Pertumbuhan kinerja keuangan tersebut juga sejalan dengan peningkatan volume penjualan crude palm oil (CPO) dan turunannya yang naik 6,3% YoY, serta penjualan kernel dan derivatif yang meningkat 9,8% YoY.
Baca Juga
Pendapatan Astra Agro (AALI) Melesat 31,36%, Laba Capai Segini
Ke depan, manajemen AALI menilai, harga CPO masih cukup positif sepanjang tahun, seiring kondisi permintaan dan kebutuhan yang relatif stabil. Meski demikian, faktor cuaca dan usia tanaman tetap menjadi tantangan utama yang berpotensi memengaruhi pertumbuhan produksi.
Guna menjaga kinerja hingga akhir tahun, Astra Agro menyiapkan perencanaan yang matang dan alokasi biaya yang tepat sasaran tanpa mengurangi kualitas operasional.

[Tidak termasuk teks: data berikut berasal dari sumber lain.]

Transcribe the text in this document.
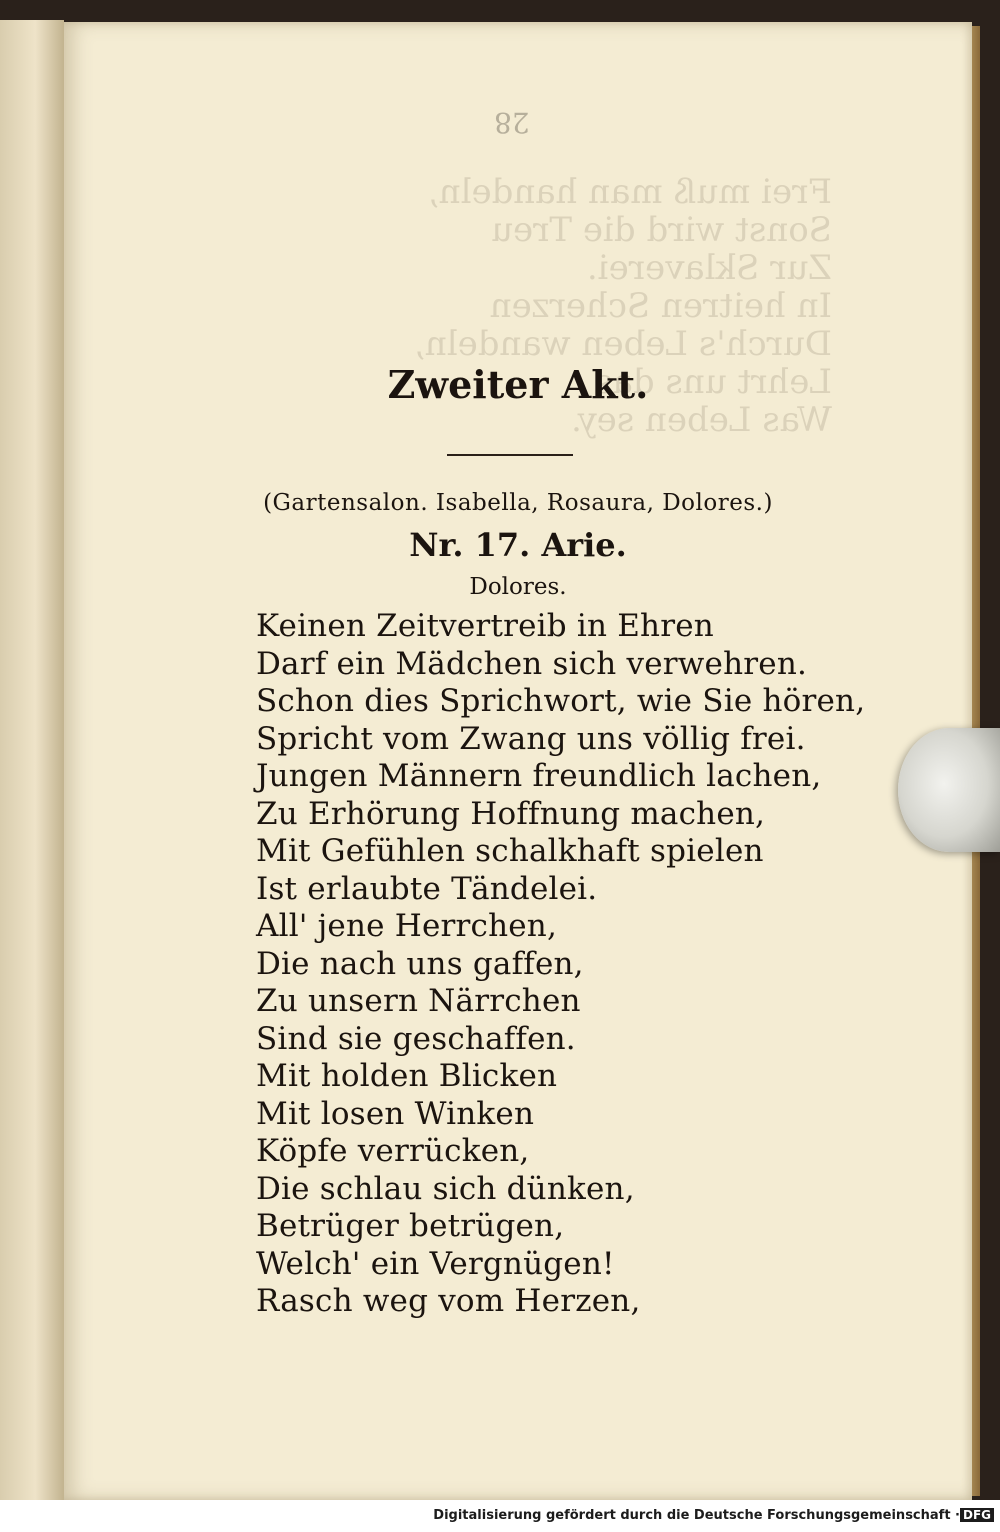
Frei muß man handeln,
Sonst wird die Treu
Zur Sklaverei.
In heitren Scherzen
Durch's Leben wandeln,
Lehrt uns das
Was Leben sey.
28
Zweiter Akt.
(Gartensalon. Isabella, Rosaura, Dolores.)
Nr. 17. Arie.
Dolores.
Keinen Zeitvertreib in Ehren
Darf ein Mädchen sich verwehren.
Schon dies Sprichwort, wie Sie hören,
Spricht vom Zwang uns völlig frei.
Jungen Männern freundlich lachen,
Zu Erhörung Hoffnung machen,
Mit Gefühlen schalkhaft spielen
Ist erlaubte Tändelei.
All' jene Herrchen,
Die nach uns gaffen,
Zu unsern Närrchen
Sind sie geschaffen.
Mit holden Blicken
Mit losen Winken
Köpfe verrücken,
Die schlau sich dünken,
Betrüger betrügen,
Welch' ein Vergnügen!
Rasch weg vom Herzen,
Digitalisierung gefördert durch die Deutsche Forschungsgemeinschaft · DFG
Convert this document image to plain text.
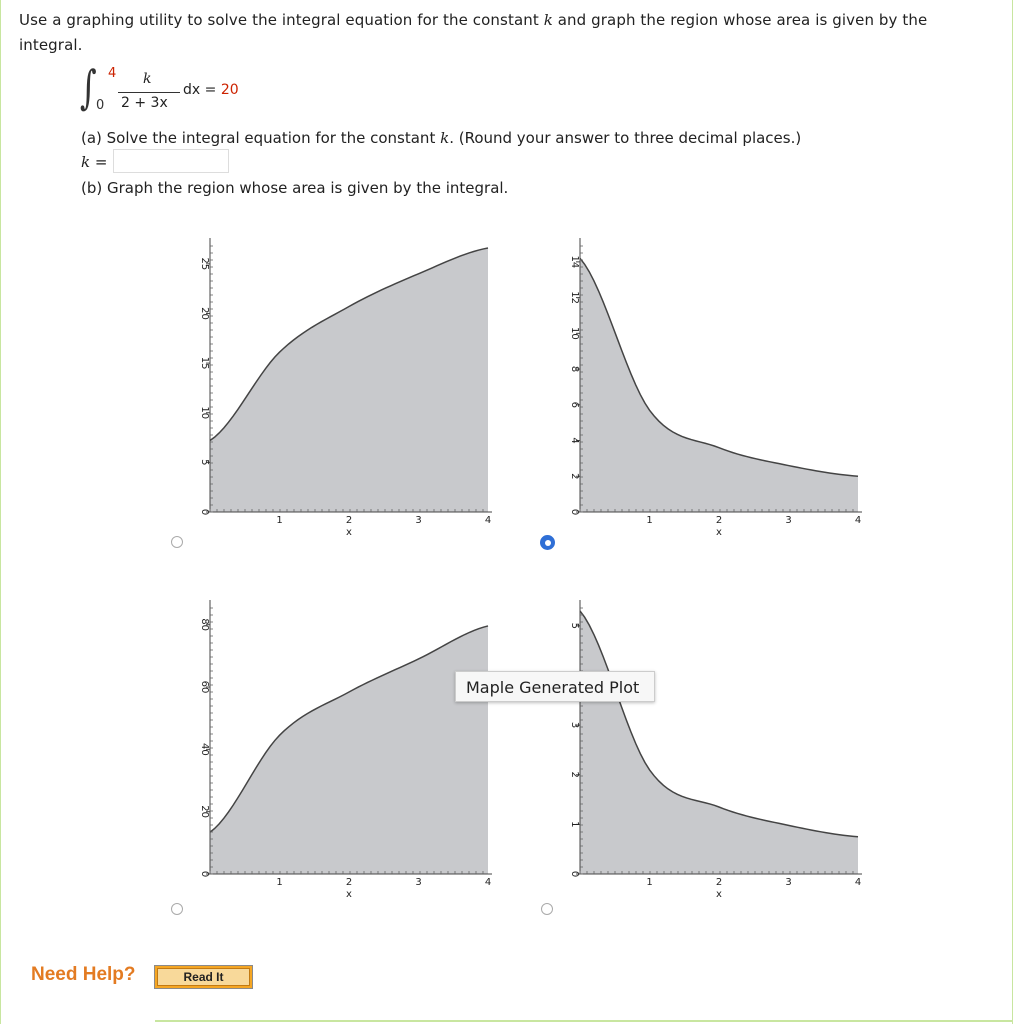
Use a graphing utility to solve the integral equation for the constant k and graph the region whose area is given by the integral.
∫ 4
0
k
2 + 3x
dx = 20
(a) Solve the integral equation for the constant k. (Round your answer to three decimal places.)
k =
(b) Graph the region whose area is given by the integral.
0
5
10
15
20
25
1	2	3	4
x
0
2
4
6
8
10
12
14
1	2	3	4
x
0
20
40
60
80
1	2	3	4
x
0
1
2
3
5
1	2	3	4
x
Maple Generated Plot
Need Help?	Read It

Strategi ini diharapkan dapat menjaga daya saing biaya produksi sekaligus mengantisipasi volatilitas harga CPO dan dinamika geopolitik.
Hingga akhir 2025, Perseroan mengelola perkebunan kelapa sawit seluas 280.325 hektare yang tersebar di Sumatra, Kalimantan, dan Sulawesi. Perseroan juga didukung oleh 32 pabrik kelapa sawit dengan total kapasitas 1.655 ton tandan buah segar (TBS) per jam, serta dua pabrik penyulingan CPO dengan kapasitas 3.000 ton per hari.